If you scrub these stones, the face comes off with the dirt. We are extremely gentle. We wash them with soft bristles just to get the green growth off. Then we apply a consolidant. It soaks deep and locks the loose grains together. The stone won't look brand new, but it will stop falling apart.
Maple Sap and Sugar
Sugar Maples line the stone walls of almost every cemetery here. In spring, they drip sap. That sap hits the headstone and cooks into a black tar.

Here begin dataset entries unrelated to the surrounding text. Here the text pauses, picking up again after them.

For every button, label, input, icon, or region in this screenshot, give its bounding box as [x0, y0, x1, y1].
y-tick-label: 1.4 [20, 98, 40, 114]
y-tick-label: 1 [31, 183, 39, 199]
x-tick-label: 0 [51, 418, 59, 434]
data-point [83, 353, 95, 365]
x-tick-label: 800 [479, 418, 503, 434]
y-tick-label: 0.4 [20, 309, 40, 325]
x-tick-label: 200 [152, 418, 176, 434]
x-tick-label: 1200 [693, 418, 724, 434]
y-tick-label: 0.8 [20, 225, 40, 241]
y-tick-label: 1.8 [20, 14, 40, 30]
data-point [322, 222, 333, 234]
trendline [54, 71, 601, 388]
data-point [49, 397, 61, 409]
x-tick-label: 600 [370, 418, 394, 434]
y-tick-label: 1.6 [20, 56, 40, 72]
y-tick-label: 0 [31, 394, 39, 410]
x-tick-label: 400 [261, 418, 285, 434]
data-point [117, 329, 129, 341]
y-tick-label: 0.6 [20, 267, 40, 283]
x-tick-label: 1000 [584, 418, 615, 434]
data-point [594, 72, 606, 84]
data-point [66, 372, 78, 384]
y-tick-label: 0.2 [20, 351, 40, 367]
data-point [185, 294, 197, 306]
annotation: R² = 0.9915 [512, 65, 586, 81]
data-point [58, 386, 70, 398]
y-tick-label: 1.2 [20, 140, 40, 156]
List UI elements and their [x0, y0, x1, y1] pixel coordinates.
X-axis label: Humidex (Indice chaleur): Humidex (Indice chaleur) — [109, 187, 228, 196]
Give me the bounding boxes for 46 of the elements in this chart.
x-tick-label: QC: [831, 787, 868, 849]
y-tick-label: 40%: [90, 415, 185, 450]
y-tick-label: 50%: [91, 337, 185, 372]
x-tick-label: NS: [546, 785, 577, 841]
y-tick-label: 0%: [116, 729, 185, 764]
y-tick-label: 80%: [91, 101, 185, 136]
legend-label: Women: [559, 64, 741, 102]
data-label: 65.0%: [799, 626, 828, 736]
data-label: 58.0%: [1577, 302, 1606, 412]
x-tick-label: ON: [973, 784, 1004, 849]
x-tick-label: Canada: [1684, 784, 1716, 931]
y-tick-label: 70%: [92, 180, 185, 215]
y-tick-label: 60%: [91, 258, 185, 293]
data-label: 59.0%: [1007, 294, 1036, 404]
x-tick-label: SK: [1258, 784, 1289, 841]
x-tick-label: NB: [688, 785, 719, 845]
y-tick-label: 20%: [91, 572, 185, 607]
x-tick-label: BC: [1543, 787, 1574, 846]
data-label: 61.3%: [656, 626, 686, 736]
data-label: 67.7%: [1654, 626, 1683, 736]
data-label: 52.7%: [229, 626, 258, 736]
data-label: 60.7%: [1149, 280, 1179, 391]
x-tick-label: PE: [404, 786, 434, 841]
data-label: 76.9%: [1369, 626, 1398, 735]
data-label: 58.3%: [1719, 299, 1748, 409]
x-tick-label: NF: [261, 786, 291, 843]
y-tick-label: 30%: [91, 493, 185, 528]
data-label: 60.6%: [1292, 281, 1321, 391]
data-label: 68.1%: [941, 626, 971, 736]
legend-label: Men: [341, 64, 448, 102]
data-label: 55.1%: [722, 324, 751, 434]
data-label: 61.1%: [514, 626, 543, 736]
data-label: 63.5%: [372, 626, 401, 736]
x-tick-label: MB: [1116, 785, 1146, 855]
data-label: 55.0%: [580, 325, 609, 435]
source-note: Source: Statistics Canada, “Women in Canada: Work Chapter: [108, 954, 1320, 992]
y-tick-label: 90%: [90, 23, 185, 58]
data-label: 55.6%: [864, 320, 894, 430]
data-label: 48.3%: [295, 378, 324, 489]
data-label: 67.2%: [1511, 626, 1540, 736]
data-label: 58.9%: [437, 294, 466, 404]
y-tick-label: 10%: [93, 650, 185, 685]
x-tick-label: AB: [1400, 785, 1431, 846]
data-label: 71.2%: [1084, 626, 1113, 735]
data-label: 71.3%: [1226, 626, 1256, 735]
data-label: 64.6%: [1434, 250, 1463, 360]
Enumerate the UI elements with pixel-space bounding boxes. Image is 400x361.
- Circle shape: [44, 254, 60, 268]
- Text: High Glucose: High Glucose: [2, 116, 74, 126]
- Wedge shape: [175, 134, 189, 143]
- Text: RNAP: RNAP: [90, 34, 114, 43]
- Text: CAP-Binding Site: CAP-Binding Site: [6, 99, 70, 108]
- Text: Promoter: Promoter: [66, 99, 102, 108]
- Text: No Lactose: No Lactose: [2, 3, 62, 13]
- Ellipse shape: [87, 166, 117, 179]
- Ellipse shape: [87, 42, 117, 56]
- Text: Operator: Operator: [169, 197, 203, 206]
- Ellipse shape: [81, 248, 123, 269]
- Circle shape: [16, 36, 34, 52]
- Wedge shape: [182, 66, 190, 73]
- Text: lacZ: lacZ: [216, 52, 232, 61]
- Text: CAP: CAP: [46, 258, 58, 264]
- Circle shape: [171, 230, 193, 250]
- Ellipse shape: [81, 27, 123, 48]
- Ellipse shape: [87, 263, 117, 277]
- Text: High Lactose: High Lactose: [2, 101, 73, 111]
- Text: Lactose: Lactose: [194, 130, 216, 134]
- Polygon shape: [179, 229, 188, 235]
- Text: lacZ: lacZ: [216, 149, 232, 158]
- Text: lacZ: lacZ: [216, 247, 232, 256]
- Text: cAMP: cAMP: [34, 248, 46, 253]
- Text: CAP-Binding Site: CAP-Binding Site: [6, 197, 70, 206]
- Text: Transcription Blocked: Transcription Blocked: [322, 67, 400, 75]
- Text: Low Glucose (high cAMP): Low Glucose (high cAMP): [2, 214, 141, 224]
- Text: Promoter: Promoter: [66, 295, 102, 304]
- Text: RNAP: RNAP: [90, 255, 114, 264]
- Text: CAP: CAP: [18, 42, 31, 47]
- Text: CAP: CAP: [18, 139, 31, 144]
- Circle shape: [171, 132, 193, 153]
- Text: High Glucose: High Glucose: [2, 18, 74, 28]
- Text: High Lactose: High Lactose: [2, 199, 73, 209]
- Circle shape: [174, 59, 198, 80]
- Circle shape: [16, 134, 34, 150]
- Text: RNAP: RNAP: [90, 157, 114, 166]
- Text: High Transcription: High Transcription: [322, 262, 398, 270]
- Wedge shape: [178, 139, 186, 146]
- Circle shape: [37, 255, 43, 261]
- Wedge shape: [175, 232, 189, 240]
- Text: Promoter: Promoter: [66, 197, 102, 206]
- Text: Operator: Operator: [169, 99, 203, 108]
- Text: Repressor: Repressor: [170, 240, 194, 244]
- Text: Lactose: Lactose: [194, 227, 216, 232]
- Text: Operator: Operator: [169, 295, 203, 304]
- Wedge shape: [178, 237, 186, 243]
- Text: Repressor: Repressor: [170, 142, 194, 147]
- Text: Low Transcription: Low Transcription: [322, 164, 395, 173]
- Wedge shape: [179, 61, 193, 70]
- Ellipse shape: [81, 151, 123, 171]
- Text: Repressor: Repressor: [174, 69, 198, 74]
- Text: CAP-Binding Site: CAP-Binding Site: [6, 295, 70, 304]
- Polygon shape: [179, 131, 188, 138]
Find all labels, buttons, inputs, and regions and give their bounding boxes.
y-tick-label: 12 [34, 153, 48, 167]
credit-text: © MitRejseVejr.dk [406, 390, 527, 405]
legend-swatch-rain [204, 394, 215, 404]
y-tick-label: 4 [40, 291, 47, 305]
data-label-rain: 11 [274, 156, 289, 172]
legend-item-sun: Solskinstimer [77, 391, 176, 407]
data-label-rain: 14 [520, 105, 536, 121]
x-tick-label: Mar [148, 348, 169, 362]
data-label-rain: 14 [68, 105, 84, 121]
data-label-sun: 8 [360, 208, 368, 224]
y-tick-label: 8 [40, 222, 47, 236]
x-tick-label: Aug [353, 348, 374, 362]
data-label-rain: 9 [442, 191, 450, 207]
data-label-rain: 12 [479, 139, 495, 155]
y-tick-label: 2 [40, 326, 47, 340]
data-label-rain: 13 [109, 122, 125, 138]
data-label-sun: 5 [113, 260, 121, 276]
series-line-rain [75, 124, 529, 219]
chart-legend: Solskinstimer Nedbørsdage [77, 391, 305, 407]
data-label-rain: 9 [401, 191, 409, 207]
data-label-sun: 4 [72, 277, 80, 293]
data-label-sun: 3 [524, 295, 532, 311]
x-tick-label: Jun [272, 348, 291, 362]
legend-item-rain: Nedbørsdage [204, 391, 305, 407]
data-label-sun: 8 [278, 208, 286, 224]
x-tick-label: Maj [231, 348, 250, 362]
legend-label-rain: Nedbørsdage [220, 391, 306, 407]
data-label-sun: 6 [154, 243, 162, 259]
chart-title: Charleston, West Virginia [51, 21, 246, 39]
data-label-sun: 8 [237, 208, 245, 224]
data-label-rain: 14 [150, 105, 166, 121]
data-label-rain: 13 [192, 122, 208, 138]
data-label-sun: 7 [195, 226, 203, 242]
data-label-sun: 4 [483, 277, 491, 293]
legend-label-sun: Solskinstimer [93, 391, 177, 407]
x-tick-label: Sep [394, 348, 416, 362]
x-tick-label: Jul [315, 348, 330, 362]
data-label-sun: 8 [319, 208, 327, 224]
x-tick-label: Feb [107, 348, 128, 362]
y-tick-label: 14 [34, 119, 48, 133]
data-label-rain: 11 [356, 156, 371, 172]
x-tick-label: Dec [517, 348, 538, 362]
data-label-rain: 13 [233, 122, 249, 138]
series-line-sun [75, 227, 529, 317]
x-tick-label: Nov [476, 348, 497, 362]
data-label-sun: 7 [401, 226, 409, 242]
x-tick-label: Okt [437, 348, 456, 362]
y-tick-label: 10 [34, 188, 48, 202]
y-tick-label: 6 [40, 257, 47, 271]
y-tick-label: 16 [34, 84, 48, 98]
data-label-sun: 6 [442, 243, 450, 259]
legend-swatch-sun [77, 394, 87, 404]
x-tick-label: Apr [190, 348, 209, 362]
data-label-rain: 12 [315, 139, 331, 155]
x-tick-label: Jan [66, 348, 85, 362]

Rain doesn't touch it. Scraping it scratches the polish. We use a solvent that melts the sugar mess so we can wipe it away. We also rake up the helicopter seeds. They pile up wet against the base and rot the stone.
Moss in the North Country
Up north, the woods are thick. Many cemeteries are in deep shade. Moss takes over completely. It covers the markers in a thick green carpet.
That moss keeps the stone wet 24/7. That leads to freeze damage. We scrape the moss off and treat the stone to kill the spores. As part of our grave site cleaning services, we trim back low-hanging branches. The best thing for these stones is a little sunlight and wind to keep them dry.
Road Salt Spray
Winter road crews don't hold back on the salt. Brine splashes onto the roadside cemeteries. That salt soaks into the porous granite and concrete bases.
When it dries, the salt crystallizes and blows the surface apart. We flush these stones with fresh water and a neutralizer as soon as the snow melts. For headstone cleaning services near the highway, getting that salt out is the only way to save the stone from crumbling.